Product Images Xerava

View Photos of Packaging, Labels & Appearance

Product Label Images

The following 3 images provide visual information about the product associated with Xerava NDC 71773-050 by Tetraphase Pharmaceuticals, Inc., such as packaging, labeling, and the appearance of the drug itself. This resource could be helpful for medical professionals, pharmacists, and patients seeking to verify medication information and ensure they have the correct product.

100 mg vial

100 mg vial

XERAVA (eravacycline) is a sterile powder that must be reconstituted and diluted for intravenous infusion only. It is supplied in 100mg vials and each vial is not labeled for individual sale. Before reconstitution, XERAVA should be refrigerated, protected from light, and kept in the carton. It should be used within 1 hour of reconstitution and within 24 hours of dilution, or within 10 days when refrigerated. Any unused product should be discarded. Parenteral drug products should be visually inspected for particulate matter after reconstitution.

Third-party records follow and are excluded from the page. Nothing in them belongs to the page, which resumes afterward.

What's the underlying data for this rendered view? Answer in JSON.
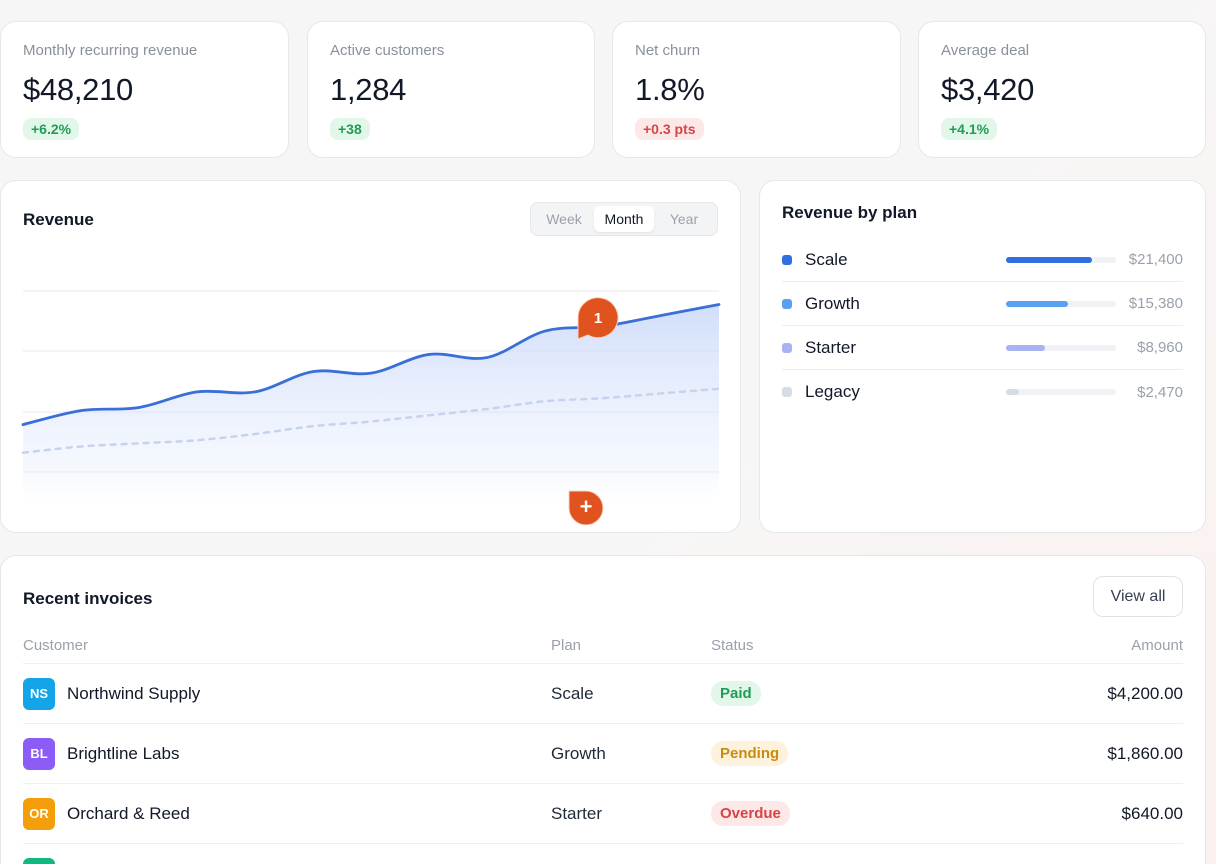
{
  "colors": {
    "accent_blue": "#3a6fd8",
    "positive": "#1f9d55",
    "negative": "#d64545",
    "marker_orange": "#e0521e"
  },
  "kpis": [
    {
      "label": "Monthly recurring revenue",
      "value": "$48,210",
      "delta": "+6.2%",
      "trend": "up"
    },
    {
      "label": "Active customers",
      "value": "1,284",
      "delta": "+38",
      "trend": "up"
    },
    {
      "label": "Net churn",
      "value": "1.8%",
      "delta": "+0.3 pts",
      "trend": "down"
    },
    {
      "label": "Average deal",
      "value": "$3,420",
      "delta": "+4.1%",
      "trend": "up"
    }
  ],
  "revenue_card": {
    "title": "Revenue",
    "ranges": [
      "Week",
      "Month",
      "Year"
    ],
    "selected_range": "Month",
    "markers": [
      {
        "label": "1",
        "icon": "numbered-pin-icon"
      },
      {
        "label": "+",
        "icon": "add-pin-icon"
      }
    ]
  },
  "chart_data": {
    "type": "area",
    "title": "Revenue",
    "xlabel": "",
    "ylabel": "",
    "grid": true,
    "legend": "none",
    "y_range": [
      0,
      100
    ],
    "x": [
      0,
      1,
      2,
      3,
      4,
      5,
      6,
      7,
      8,
      9,
      10,
      11,
      12
    ],
    "series": [
      {
        "style": "solid-area",
        "color": "#3a6fd8",
        "values": [
          31,
          40,
          42,
          52,
          52,
          65,
          64,
          76,
          74,
          91,
          94,
          101,
          108
        ]
      },
      {
        "style": "dashed",
        "color": "#c7d3ee",
        "values": [
          13,
          17,
          19,
          21,
          25,
          30,
          33,
          37,
          41,
          46,
          48,
          51,
          54
        ]
      }
    ]
  },
  "plans": {
    "title": "Revenue by plan",
    "items": [
      {
        "name": "Scale",
        "amount": "$21,400",
        "share": 0.78,
        "color": "#2f6fe0"
      },
      {
        "name": "Growth",
        "amount": "$15,380",
        "share": 0.56,
        "color": "#5aa0f0"
      },
      {
        "name": "Starter",
        "amount": "$8,960",
        "share": 0.35,
        "color": "#a7b3f2"
      },
      {
        "name": "Legacy",
        "amount": "$2,470",
        "share": 0.12,
        "color": "#d6dbe4"
      }
    ]
  },
  "invoices": {
    "title": "Recent invoices",
    "view_all": "View all",
    "columns": [
      "Customer",
      "Plan",
      "Status",
      "Amount"
    ],
    "rows": [
      {
        "initials": "NS",
        "customer": "Northwind Supply",
        "plan": "Scale",
        "status": "Paid",
        "amount": "$4,200.00",
        "avatar_color": "#14a4e8"
      },
      {
        "initials": "BL",
        "customer": "Brightline Labs",
        "plan": "Growth",
        "status": "Pending",
        "amount": "$1,860.00",
        "avatar_color": "#8b5cf6"
      },
      {
        "initials": "OR",
        "customer": "Orchard & Reed",
        "plan": "Starter",
        "status": "Overdue",
        "amount": "$640.00",
        "avatar_color": "#f59e0b"
      },
      {
        "initials": "",
        "customer": "",
        "plan": "",
        "status": "",
        "amount": "",
        "avatar_color": "#10b981"
      }
    ]
  }
}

XERAVA is distributed by Tetraphase Pharmaceuticals, Inc. in Waltham, MA. Please see the prescribing information for full directions for use.*

50 mg carton

50 mg carton

This is a pharmaceutical product called "eravacycline" that comes in a single-dose vial which contains 50 mg per vial. It is a sterile powder that must be reconstituted and diluted before intravenous infusion. The product includes inactive ingredients such as mannitol, sodium hydroxide, and hydrochloric acid. The prescribing information should be consulted for proper use, and the vial should be kept refrigerated between 2°C to 8°C (36°F-46°F) to avoid light exposure. The reconstituted solution from the vial should be transferred to an IV bag within 1 hour and used within 24 hours when stored at room temperature or within 10 days when stored refrigerated. The product should be visually inspected for particulate matter before use.*

Chemical Structure - image 01

Chemical Structure - image 01

* The product label images have been analyzed using a combination of traditional computing and machine learning techniques. It should be noted that the descriptions provided may not be entirely accurate as they are experimental in nature. Use the information in this page at your own discretion and risk.